Di situs skck.polri.go.id syarat yang diminta tanpa pengantar pengurus RT maupun RW, tetapi harus melampirkan rumus sidik jari. Saya pun mengurus rumus sidik jari di Polres Bogor dan berhasil mendapatkannya.
Setelah itu, saya isi lengkap formulir skck.polri.go.id serta mengirim salinannya kepada saudara yang ada di kampung. Dari situs itu pula saya dapat informasi bahwa surat keterangan catatan kepolisian (SKCK) yang dibuat tidak perlu dari polres, melainkan cukup dari polsek.
Awalnya saya optimistis pengurusan akan selesai dalam satu hari. Nyatanya tidak. Saat saudara saya berada di Polsek Ngadiluwih dengan semua berkas yang dibutuhkan berdasarkan situs, petugas menolak dengan alasan "tidak dilampiri surat pengantar dari ketua RT, ketua RW, desa, dan kecamatan". Nanti setelah selesai, katanya, masih harus ke Polres Kabupaten Kediri di Pare, yang jaraknya 25 kilometer dari Polsek Ngadiluwih.
Saudara saya yang tinggal di Kota Kediri tentu sangat repot jika harus mengurus dari awal, mulai dari RT hingga Kecamatan Ngadiluwih yang berada di kabupaten. Berdasarkan pengalamannya, sangat jarang urusan di Kecamatan Ngadiluwih bisa selesai dalam satu hari.
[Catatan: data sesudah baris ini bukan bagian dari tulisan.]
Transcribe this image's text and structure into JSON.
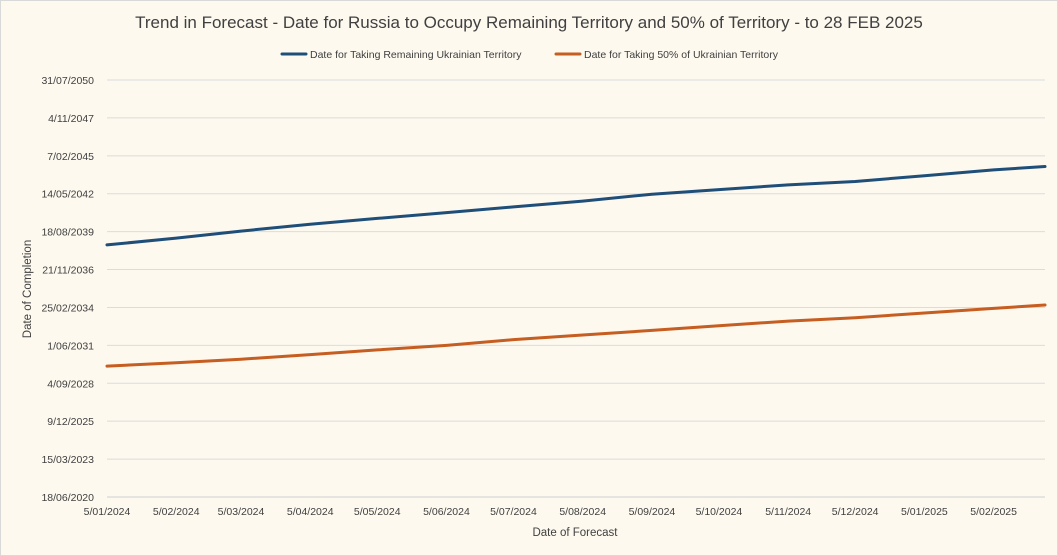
{
  "chart_data": {
    "type": "line",
    "title": "Trend in Forecast - Date for Russia to Occupy Remaining Territory and 50% of Territory - to 28 FEB 2025",
    "xlabel": "Date of Forecast",
    "ylabel": "Date of Completion",
    "x_ticks": [
      "5/01/2024",
      "5/02/2024",
      "5/03/2024",
      "5/04/2024",
      "5/05/2024",
      "5/06/2024",
      "5/07/2024",
      "5/08/2024",
      "5/09/2024",
      "5/10/2024",
      "5/11/2024",
      "5/12/2024",
      "5/01/2025",
      "5/02/2025"
    ],
    "y_ticks": [
      "18/06/2020",
      "15/03/2023",
      "9/12/2025",
      "4/09/2028",
      "1/06/2031",
      "25/02/2034",
      "21/11/2036",
      "18/08/2039",
      "14/05/2042",
      "7/02/2045",
      "4/11/2047",
      "31/07/2050"
    ],
    "ylim": [
      "18/06/2020",
      "31/07/2050"
    ],
    "xlim": [
      "5/01/2024",
      "28/02/2025"
    ],
    "legend_position": "top",
    "grid": {
      "horizontal": true,
      "vertical": false
    },
    "series": [
      {
        "name": "Date for Taking Remaining Ukrainian Territory",
        "color": "#1f4e79",
        "x": [
          "5/01/2024",
          "5/02/2024",
          "5/03/2024",
          "5/04/2024",
          "5/05/2024",
          "5/06/2024",
          "5/07/2024",
          "5/08/2024",
          "5/09/2024",
          "5/10/2024",
          "5/11/2024",
          "5/12/2024",
          "5/01/2025",
          "5/02/2025",
          "28/02/2025"
        ],
        "y": [
          "1/09/2038",
          "1/03/2039",
          "1/09/2039",
          "1/03/2040",
          "1/08/2040",
          "1/01/2041",
          "1/06/2041",
          "1/11/2041",
          "1/05/2042",
          "1/09/2042",
          "1/01/2043",
          "1/04/2043",
          "1/09/2043",
          "1/02/2044",
          "1/05/2044"
        ]
      },
      {
        "name": "Date for Taking 50% of Ukrainian Territory",
        "color": "#c65d21",
        "x": [
          "5/01/2024",
          "5/02/2024",
          "5/03/2024",
          "5/04/2024",
          "5/05/2024",
          "5/06/2024",
          "5/07/2024",
          "5/08/2024",
          "5/09/2024",
          "5/10/2024",
          "5/11/2024",
          "5/12/2024",
          "5/01/2025",
          "5/02/2025",
          "28/02/2025"
        ],
        "y": [
          "1/12/2029",
          "1/03/2030",
          "1/06/2030",
          "1/10/2030",
          "1/02/2031",
          "1/06/2031",
          "1/11/2031",
          "1/03/2032",
          "1/07/2032",
          "1/11/2032",
          "1/03/2033",
          "1/06/2033",
          "1/10/2033",
          "1/02/2034",
          "1/05/2034"
        ]
      }
    ]
  }
}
Saya kecewa sekaligus heran. Mengapa prosedur standar pembuatan SKCK berbeda antara daerah satu dan daerah lain, antara situs resmi dan kondisi lapangan?
Sundari
Perumahan Casa Gardenia, Jalan Raya Batu Gede,
Sukaraja. Kabupaten Bogor, Jawa Barat
Tunjangan Guru di Kudus Hangus
Saya guru, pegawai negeri sipil, mengajar bahasa Inggris di Madrasah Aliyah Negeri Kudus. NIP saya 19710620 1997031001 dan NUPTK saya 8952-7496 -5120-0032.
Saya menerima tunjangan profesi guru sejak awal 2010 sampai dengan Juni 2017. Mulai Juli 2017 sampai saat ini (Maret 2018), saya tidak menerima tunjangan profesi guru karena jam mengajar saya dirampas pihak tertentu.
Jam mengajar saya dibagi- bagikan kepada guru-guru honorer hingga tinggal 17 jam per minggu. Akibatnya tunjangan profesi guru saya sekitar Rp 18 juta di semester ganjil (Juli 2017-Desember 2017) hangus dan akan menyusul di semester genap (Januari-Juni 2018).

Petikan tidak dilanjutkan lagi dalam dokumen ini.